The police in the multicultural southern Swedish city of Malmö are warning the public to be on guard at night in case they come across a bomb.
The city’s police put out the warning this week due to an increase in explosions in the last several years, Sveriges Radio reports.
Police officer Göran Holmgren said that despite the relatively low risk of being hit by an explosion, the public should still be on alert saying: “We want to alert people to be a little more cautious. If you see something strange, a bag or a package… A bomb can look like anything.”
The warning comes following the discovery of a live hand grenade at a school in Skogshöjden this week. The school was forced to be partially evacuated while a bomb squad arrived on the scene and disposed of the grenade.
Bombings and explosions have greatly increased in Sweden since the start of the year, with Malmö, in particular, seeing a large proportion of the explosions.
The city saw 58 explosions in 2017, 45 in 2018, and 23 as of late August, including an incident that left a 12-year-old child injured in April when an explosive went off outside the girl’s house, causing smashed glass from her window to fly into her bedroom as she was sleeping.

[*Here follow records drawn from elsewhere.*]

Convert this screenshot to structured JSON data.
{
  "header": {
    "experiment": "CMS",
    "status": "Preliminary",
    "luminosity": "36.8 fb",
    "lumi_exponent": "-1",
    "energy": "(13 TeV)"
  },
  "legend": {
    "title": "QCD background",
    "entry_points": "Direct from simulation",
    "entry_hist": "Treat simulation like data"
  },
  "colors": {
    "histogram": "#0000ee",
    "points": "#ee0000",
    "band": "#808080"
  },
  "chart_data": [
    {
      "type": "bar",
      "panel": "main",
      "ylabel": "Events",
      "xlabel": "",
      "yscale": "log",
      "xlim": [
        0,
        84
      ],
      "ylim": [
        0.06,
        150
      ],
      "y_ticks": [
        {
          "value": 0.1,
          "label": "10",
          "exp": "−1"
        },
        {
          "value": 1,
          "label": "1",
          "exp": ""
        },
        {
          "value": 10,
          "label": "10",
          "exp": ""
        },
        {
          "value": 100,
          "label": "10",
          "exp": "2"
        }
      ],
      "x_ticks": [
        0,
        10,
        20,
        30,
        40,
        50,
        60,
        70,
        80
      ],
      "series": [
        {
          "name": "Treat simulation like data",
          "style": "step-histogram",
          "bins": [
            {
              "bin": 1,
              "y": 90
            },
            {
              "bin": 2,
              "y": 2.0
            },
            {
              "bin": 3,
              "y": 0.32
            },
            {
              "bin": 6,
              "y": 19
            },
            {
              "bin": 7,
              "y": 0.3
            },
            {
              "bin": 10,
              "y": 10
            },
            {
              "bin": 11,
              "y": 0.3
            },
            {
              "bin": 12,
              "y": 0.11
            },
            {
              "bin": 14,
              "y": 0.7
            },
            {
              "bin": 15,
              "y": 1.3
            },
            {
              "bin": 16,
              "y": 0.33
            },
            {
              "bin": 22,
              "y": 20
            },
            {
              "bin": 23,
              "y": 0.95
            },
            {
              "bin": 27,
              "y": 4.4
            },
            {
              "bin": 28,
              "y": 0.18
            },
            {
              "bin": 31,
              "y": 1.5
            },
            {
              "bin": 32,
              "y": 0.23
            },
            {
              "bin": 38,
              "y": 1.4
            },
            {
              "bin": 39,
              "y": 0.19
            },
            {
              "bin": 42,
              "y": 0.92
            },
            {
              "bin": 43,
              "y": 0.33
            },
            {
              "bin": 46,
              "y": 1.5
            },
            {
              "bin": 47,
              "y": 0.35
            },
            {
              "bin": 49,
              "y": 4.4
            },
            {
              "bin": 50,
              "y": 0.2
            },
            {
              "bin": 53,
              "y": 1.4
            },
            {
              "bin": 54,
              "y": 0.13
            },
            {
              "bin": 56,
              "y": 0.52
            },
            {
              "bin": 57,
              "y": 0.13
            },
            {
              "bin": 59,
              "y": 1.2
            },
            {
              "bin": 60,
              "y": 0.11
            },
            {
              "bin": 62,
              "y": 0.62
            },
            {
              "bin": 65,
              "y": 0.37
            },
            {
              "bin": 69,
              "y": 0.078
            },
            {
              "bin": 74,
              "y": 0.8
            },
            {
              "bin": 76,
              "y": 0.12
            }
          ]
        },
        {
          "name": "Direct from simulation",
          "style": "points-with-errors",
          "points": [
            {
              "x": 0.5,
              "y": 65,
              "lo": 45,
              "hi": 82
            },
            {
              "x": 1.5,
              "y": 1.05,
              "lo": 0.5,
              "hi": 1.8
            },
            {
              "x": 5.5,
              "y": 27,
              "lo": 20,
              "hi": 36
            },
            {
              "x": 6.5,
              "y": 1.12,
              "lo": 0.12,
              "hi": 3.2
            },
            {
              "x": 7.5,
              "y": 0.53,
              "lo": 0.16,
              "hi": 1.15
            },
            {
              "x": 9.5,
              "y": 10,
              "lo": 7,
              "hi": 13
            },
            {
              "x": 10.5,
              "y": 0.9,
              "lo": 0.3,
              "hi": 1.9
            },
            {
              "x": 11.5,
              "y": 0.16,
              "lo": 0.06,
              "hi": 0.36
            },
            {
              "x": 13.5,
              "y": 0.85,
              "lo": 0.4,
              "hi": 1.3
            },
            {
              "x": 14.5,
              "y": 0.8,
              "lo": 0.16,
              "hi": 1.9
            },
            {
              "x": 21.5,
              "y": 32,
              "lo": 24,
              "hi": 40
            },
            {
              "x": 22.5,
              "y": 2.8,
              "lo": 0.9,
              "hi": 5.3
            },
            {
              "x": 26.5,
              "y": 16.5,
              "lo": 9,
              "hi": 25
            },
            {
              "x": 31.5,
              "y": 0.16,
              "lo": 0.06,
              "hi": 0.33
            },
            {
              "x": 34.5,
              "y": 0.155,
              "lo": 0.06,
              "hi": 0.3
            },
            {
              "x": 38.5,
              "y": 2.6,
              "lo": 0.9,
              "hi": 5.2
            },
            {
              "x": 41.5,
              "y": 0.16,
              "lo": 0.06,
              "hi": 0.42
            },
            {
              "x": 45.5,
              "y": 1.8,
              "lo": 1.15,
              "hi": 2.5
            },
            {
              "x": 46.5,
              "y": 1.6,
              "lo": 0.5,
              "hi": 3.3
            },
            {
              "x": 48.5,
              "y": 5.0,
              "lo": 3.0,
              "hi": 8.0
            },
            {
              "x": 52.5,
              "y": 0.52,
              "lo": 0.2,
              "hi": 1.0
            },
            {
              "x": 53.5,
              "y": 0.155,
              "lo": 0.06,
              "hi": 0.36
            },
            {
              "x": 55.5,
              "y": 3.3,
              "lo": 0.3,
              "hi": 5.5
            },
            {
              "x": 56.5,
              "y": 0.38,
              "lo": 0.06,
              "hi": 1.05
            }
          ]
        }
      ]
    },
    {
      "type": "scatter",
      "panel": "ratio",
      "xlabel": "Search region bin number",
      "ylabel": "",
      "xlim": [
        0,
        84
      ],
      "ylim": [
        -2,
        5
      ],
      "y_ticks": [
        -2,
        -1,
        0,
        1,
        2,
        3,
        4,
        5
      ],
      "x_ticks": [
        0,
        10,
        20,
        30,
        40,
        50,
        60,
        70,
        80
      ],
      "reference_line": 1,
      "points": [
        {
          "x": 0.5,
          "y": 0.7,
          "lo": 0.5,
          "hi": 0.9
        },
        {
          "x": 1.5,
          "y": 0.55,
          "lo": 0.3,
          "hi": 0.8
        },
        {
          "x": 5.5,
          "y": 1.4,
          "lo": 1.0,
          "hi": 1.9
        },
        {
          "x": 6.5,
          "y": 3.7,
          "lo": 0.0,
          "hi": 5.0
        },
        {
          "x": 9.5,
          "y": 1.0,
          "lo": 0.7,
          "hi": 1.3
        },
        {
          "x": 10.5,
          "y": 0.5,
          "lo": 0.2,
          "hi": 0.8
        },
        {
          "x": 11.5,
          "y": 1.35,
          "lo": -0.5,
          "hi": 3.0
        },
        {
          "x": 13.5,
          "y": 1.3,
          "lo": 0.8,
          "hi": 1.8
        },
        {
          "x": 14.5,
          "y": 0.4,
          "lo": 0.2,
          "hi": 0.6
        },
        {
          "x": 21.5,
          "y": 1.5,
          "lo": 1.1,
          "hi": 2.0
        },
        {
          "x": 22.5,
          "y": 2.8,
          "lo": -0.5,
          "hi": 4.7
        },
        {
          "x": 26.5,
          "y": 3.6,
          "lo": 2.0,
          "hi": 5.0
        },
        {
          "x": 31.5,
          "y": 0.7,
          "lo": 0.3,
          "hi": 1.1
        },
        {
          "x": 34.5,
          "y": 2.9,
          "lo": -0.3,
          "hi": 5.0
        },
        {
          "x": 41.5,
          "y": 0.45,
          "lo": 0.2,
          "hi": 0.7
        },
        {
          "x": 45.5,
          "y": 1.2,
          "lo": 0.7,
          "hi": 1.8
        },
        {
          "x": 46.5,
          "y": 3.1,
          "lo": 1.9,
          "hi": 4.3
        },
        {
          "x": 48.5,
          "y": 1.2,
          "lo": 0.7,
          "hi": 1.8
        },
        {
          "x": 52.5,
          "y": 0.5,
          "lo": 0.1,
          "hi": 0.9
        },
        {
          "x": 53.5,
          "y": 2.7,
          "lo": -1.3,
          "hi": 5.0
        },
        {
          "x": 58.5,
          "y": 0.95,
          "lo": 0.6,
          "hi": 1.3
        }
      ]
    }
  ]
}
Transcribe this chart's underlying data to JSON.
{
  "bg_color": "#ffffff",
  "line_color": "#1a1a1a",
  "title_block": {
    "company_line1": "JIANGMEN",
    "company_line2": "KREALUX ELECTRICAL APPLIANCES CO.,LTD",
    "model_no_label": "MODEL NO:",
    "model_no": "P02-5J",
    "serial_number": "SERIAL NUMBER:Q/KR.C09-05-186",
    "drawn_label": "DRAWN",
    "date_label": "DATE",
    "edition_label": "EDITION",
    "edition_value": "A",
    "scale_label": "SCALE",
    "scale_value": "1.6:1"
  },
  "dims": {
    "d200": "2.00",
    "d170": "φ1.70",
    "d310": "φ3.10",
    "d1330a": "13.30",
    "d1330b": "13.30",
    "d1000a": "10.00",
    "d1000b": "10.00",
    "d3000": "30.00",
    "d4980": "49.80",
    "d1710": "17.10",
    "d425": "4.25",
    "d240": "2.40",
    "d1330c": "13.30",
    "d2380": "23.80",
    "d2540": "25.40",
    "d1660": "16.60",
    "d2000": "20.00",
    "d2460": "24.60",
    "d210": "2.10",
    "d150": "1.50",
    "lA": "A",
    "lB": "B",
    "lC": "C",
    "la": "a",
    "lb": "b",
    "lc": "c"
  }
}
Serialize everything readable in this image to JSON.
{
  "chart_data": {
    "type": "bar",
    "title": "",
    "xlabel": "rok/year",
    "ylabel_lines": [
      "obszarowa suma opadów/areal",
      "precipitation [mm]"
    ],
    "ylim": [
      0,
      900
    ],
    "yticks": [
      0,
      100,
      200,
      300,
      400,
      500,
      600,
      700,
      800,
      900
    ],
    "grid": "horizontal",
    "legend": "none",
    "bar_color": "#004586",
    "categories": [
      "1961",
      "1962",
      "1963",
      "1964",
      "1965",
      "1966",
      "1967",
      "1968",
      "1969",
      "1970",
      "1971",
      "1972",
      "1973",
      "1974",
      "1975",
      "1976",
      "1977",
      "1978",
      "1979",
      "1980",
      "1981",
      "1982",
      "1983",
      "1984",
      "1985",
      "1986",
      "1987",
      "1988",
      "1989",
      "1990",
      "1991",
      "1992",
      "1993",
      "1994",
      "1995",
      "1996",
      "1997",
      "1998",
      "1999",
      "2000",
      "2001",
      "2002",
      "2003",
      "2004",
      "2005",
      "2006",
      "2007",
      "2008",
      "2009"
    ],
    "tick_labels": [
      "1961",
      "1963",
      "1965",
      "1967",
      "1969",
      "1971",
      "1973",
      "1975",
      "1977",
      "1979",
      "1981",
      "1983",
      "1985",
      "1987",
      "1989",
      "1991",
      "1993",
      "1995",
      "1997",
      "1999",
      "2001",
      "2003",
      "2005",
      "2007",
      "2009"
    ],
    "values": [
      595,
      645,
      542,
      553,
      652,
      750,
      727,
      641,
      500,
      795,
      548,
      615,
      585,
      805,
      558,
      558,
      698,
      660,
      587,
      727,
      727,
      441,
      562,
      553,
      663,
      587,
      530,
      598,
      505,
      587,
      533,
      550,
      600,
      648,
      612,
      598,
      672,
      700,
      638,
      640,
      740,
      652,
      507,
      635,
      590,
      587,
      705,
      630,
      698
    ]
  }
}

A man from Malmö was also arrested in August in connection to an alleged bombing that took place outside a tax board office building in Copenhagen in neighbouring Denmark. This week, another man, aged 22, was also arrested in Malmö and is considered a suspect in the incident.
Many have expressed serious concern over the rise in explosions and shootings in Sweden, with even Swedish King Carl XVI Gustaf publicly speaking out on the issue.